If you read JDK6の新しい国際化機能についての記事, which my Mac reliably informs me means "The article concerning the internationalization function whose JDK6 is new", and you're using Java 7 on your Ubuntu box (as I am), you might have wondered why this guy's fonts are working and yours aren't.
Step 1: Actually install some non-English language support.
Choose "System" > "Administration" > "Language Support" from the menu, and check the languages you're interested in. This will net you all kinds of things (such as spelling checker dictionaries), but most importantly, this is how you make sure you have the right fonts actually installed. By default, if you chose "English" when you installed, you'll only have support for English (though typically, fonts supporting English will support other European languages, even though you won't have stuff like the spelling dictionaries for those languages that explicitly selecting the languages will get you).
Step 2: Tell Java to make use of your new fonts.
In the olden days, when everyone only read and wrote New Jersey Unix English and encoded it in ASCII, fonts would contain a glyph for every one of those glorious 95 printable characters, and maybe one extra for all the unprintable ones. 96 is a nice small number, but when UTF-8 came along, 65,536 seemed like a lot of glyphs. And a German font designer was unlikely to have designed new Hangul glyphs as part of his font, while a Korean font designer probably didn't worry too much about the glyphs needed for English.

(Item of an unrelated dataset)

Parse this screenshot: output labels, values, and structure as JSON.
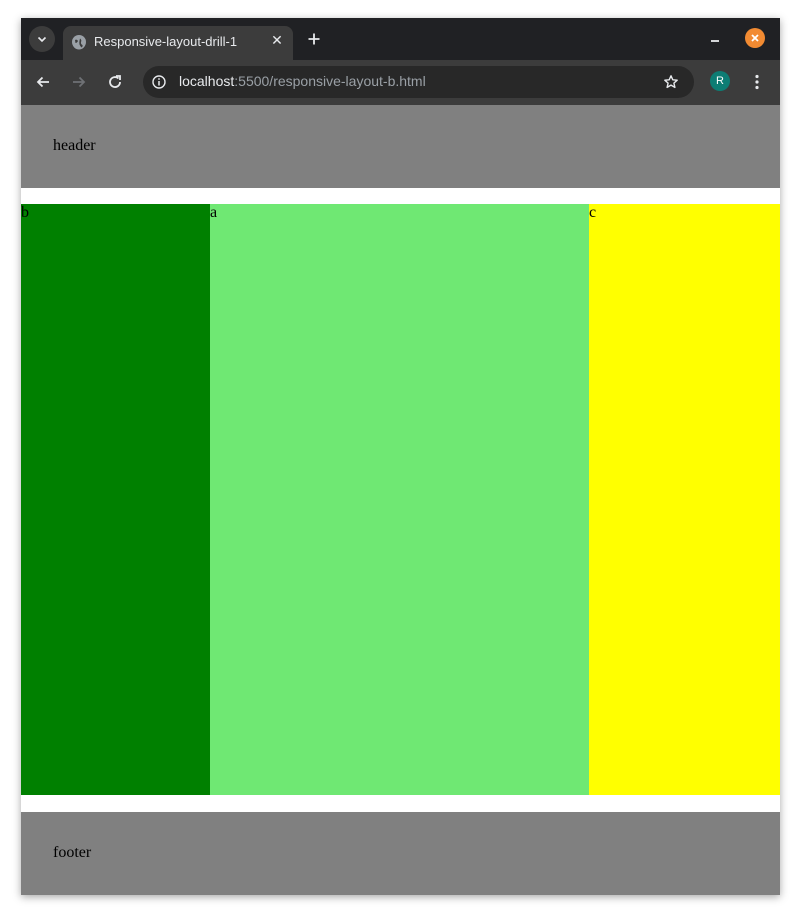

The composite font (or "logical font") was invented to make up for this. Pike and Thompson's Hello World or Καλημέρα κόσμε or こんにちは 世界 was the first place I read about this idea. (TeX had used a more general form of the same idea virtual fonts for some time, but they were significantly more complex.)
The idea of a composite font is that it assigns different subfonts (or "physical fonts") to use for different Unicode ranges. So you get your Latin range from this physical font but your Greek range from this physical font and so on. Sometimes these physical fonts are designed to look good together, and sometimes they're not. But an ugly juxtaposition is better than not being able to see the character at all.
In Java, the composite fonts aren't hard-coded. They're defined in (these days) fontconfig.properties files in the JVM's jre/lib/ directory. You can find more details of the actual search in Sun's Font Configuration Files documentation, but you'd expect (especially given the recent announcements) that there would be an Ubuntu-specific file. There isn't, at least not as far as Java 7-b11. I've raised Sun bug 6551584 for this.
So, you need to get yourself a "fontconfig.properties" appropriate to Ubuntu. You can write your own, as I did the day before reading Naoto Sato's post, or you can just copy the one that's package with the sun-java6-jdk package.
Now, as long as you only use one of Java's logical fonts ("Dialog" or "Monospaced" and so on) you'll see glyphs for the far-east Asian languages too. If you use a physical font such as "Lucida Sans Typewriter", you'll only see glyphs for the range that the physical font covers. This is in contrast to Mac OS, where everything just works without configuration, even if you ask for a physical font.
What if my application needs a physical font with fallbacks?
If you use new Font("Verdana"), say, you get just that physical font. You might think there would be a convenient way to say "I'd like a composite font, please, with sensible fallback fonts and this primary physical font", but you'd be wrong. Now, if your physical font is proportionally-spaced, there's good news. There's private, undocumented API in sun.font.FontManager that lets you create a new CompositeFont (which is-a java.awt.Font). The composite font is hard-coded to use the "Dialog" logical font fallbacks, and it's the mechanism used by Swing to fit in with the native platform's font.
It turns out that this API is actually exposed by javax.swing.text's StyleContext class, in the shape of the getFont method. If you call StyleContext.getDefaultStyleContext.getFont instead of new Font, you'll get a composite font. The only thing to watch out for is that StyleContext's so-called "cache" doesn't have an eviction policy. So if you're creating lots of randomized fonts, this might cause problems.
Obviously, returning a composite font isn't documented behavior of this method, but it would hurt Swing to regress, so it's unlikely to be broken. And you can always reflect FontManager.getCompositeFontUIResource if the worst comes to the worst.
What if my application needs a monospaced physical font with fallbacks?
If your physical font is monospaced, you're in trouble. The use of the "Dialog" logical font for fallbacks is hard-coded, so you can't just ask for "Monospaced" for your fallbacks instead. I've tried using reflection on both CompositeFont.replaceComponentFont and FontManager.replaceFont, but without success.
The only reliable work-around I can think of would be to rewrite your text rendering to use multiple fonts, choosing the right one for each run of characters in any given Unicode range. (That is, duplicate the work of CompositeFont in your application's code.) I've raised Sun bug 6551615 for this.